The Brookes converted their garage into a nursery, and before long they had a second baby to look after, and then a third and a fourth, and more. They hired caregivers to help out, and they formalized their initiative, calling it Just One Child. A few of the children have since rejoined their own families. Others have been adopted, but Cliff Brooke says those are mostly the ones who may have lost their parents to AIDS, but do not have the disease themselves.
"It's the ones who turn out not to be HIV infected, that are adopted. But when they are HIV infected, then, obviously, people don't like to adopt them," he said.
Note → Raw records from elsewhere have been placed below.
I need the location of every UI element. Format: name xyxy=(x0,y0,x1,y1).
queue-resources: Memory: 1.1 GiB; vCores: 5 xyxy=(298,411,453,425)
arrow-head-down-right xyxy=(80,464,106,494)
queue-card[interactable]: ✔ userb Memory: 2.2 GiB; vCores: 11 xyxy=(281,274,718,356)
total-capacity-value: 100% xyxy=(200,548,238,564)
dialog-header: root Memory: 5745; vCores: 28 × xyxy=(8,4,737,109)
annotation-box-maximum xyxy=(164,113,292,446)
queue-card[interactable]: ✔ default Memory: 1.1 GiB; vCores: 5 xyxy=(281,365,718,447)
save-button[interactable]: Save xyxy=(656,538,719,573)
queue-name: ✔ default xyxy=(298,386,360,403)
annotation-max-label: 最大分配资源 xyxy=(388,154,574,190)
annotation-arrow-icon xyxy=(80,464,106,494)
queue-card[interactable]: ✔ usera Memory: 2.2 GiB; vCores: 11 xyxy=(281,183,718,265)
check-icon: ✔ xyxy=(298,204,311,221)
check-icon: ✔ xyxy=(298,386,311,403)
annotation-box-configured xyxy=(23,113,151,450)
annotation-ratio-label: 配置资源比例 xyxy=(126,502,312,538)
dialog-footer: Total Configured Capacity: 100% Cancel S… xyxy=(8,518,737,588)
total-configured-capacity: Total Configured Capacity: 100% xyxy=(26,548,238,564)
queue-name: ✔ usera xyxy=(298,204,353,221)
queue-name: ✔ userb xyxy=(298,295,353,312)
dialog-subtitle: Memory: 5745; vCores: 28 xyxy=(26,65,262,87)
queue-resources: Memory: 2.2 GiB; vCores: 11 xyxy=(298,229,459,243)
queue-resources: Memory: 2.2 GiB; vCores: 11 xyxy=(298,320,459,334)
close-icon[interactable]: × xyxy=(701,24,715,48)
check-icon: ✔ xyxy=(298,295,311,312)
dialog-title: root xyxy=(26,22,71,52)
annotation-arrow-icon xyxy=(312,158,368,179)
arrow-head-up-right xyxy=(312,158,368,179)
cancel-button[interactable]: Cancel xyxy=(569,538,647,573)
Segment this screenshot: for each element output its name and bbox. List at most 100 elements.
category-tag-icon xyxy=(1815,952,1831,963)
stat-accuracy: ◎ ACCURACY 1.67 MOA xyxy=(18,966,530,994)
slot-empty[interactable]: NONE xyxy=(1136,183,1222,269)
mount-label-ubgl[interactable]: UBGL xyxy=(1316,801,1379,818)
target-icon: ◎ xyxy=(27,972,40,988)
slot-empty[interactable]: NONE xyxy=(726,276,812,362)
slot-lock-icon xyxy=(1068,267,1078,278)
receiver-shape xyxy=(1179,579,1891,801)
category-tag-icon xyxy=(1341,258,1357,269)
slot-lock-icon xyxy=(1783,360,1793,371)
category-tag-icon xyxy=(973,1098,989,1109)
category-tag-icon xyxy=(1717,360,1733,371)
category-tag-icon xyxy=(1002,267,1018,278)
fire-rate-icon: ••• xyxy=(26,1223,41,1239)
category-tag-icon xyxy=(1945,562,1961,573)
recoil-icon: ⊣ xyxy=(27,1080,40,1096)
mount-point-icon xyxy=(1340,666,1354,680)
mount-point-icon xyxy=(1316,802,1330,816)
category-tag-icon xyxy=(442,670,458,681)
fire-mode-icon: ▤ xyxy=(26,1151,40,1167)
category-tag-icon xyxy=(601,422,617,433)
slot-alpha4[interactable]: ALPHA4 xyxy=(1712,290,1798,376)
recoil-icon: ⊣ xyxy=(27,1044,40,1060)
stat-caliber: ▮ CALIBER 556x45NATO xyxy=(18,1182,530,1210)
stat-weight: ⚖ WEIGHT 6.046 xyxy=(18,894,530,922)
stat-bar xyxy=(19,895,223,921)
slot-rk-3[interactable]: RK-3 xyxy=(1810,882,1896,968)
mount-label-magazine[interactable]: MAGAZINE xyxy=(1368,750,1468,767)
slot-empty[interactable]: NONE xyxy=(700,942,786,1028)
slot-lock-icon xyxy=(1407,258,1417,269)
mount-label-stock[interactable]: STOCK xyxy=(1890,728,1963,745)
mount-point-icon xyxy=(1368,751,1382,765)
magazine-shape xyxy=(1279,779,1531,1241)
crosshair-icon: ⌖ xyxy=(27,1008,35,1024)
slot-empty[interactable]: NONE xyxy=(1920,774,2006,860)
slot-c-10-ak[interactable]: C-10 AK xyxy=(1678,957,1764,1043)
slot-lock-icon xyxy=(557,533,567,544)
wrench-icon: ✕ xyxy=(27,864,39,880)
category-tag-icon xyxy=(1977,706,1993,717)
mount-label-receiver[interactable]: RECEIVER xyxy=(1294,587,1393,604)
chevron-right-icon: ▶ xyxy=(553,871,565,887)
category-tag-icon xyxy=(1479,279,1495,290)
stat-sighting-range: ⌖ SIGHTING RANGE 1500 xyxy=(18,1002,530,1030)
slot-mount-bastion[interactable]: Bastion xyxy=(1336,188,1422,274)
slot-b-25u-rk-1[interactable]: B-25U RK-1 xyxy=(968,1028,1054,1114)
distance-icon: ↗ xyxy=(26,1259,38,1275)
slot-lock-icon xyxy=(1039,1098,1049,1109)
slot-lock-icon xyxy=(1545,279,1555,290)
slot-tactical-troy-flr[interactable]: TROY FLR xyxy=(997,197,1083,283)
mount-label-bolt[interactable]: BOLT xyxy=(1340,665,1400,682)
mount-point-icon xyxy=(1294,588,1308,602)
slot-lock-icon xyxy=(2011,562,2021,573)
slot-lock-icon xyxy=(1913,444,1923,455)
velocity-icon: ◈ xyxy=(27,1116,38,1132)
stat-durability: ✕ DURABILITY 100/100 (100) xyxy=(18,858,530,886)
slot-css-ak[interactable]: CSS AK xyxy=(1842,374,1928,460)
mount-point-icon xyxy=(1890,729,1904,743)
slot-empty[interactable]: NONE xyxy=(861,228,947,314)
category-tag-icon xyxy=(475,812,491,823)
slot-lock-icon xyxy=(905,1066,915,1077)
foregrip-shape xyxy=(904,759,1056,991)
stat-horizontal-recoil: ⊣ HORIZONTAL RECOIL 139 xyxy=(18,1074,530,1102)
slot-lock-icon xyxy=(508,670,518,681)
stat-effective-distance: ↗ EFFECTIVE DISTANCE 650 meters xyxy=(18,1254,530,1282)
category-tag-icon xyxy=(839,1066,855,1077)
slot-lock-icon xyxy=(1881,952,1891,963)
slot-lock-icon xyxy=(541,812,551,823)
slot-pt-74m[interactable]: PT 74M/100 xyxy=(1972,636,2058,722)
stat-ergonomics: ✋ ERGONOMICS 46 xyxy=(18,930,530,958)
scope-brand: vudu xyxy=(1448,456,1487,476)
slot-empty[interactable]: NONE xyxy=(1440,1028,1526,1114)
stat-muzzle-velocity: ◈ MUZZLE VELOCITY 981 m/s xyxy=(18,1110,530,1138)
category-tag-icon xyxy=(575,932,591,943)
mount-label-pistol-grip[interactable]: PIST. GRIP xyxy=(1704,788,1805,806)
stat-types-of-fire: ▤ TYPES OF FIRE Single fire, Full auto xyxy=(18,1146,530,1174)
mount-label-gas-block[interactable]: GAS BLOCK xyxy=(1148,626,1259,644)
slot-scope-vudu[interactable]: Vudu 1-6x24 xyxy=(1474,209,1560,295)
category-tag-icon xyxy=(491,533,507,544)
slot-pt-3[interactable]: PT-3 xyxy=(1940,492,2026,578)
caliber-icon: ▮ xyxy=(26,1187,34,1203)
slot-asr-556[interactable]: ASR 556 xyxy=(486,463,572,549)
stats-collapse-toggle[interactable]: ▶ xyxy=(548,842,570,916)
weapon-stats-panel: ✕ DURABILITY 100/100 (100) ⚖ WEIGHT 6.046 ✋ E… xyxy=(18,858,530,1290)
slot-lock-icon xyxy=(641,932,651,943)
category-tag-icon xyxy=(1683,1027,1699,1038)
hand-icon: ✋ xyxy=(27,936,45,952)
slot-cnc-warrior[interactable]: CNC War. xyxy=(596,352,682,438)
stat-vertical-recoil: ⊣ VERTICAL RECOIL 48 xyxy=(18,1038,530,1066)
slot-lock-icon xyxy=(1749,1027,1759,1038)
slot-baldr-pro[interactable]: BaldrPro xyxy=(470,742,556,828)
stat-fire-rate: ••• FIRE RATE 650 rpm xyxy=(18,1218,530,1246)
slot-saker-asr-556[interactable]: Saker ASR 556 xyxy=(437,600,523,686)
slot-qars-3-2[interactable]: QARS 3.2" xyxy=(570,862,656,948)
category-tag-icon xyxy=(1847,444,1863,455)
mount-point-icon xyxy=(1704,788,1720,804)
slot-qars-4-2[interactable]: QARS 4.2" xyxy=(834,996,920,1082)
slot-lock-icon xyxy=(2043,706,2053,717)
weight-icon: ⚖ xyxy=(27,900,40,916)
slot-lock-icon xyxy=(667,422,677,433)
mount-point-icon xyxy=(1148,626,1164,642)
As a result, says Cliff Brooke, they realized they would need to plan for the HIV-positive babies who were not adopted to grow into toddlers and remain in their care. So, they took out a mortgage and bought a house, which they have called Thabang, the SeTswana word for Place of Joy.
"The children that are HIV positive here, will ultimately go there, and they will stay there, and we will look after them, until whatever happens in the future," he said. "Maybe a cure comes about, and we are able to get them healthy and well. Otherwise, they will stay there until their last days. That is the very reason why we went for the second house."
Simon and Mavis Mbuysia are the house-parents at Thabang. They currently have eight toddlers in their care, including 18-month-old Siyabonga, who at birth had been wrapped in a plastic bag and dumped in a garbage bin by his distraught mother. The Mbuyisas had also been concerned about the growing number of children left orphaned or abandoned as a result of AIDS, and leapt at the chance to help when they were approached by Cherryl Brooke. Mavis Mbuyisa says being able to care for the children at Thabang has been a life-changing experience.
"You know what, as a person, I want to tell you something, I think it heals me," she said. "I feel happy every minute, and I enjoy every minute of doing this. And I wish I could grow even more. I wish we could just have more children, and look after more children and help more children."
In the two years since the Brookes launched Just One Child, they have helped several mothers and 33 children, 18 of whom are currently in their program. One has died of AIDS.
Monthly costs, including mortgage payments for Thabang, are about $2,500. They receive a monthly grant from the state of $50 for each child. The rest comes from private donations. Cliff Brooke says that he never knows in advance if he will have enough money to cover the next month's expenses, but that somehow each month sufficient funds come in.
In addition to local benefactors, some of their funding comes from the Catholic community in Newport, Wales in Britain, and from an Australian community.
Cliff Brooke says people just need to be shown how they can help.
"I've said to so many people, everybody wants to help with the HIV pandemic in South Africa, but people just don't know what to do. If they're told what to do, or told, 'listen you can help by coming and holding a baby, or buying nappies [diapers] or by donating formula,' they will do it," he said. "And we have seen that. We have seen that, without a doubt, people are very keen to help, if you tell them what to do, and they see what they can do."
The Brookes recently bought two more facilities. One is a home in a lower-middle class suburb, which currently offers sanctuary to five HIV positive mothers with their babies. The other is a former old-age home with grounds large enough to build more homes for children infected with, or affected by, HIV.
According to the latest data from the United Nations, five million South Africans are HIV positive, and there are 1.1 million children younger than 17 who have been orphaned by AIDS. But the Brooke and Mbuyisa families believe that the only way to tackle such an immense problem is by helping just one child at a time.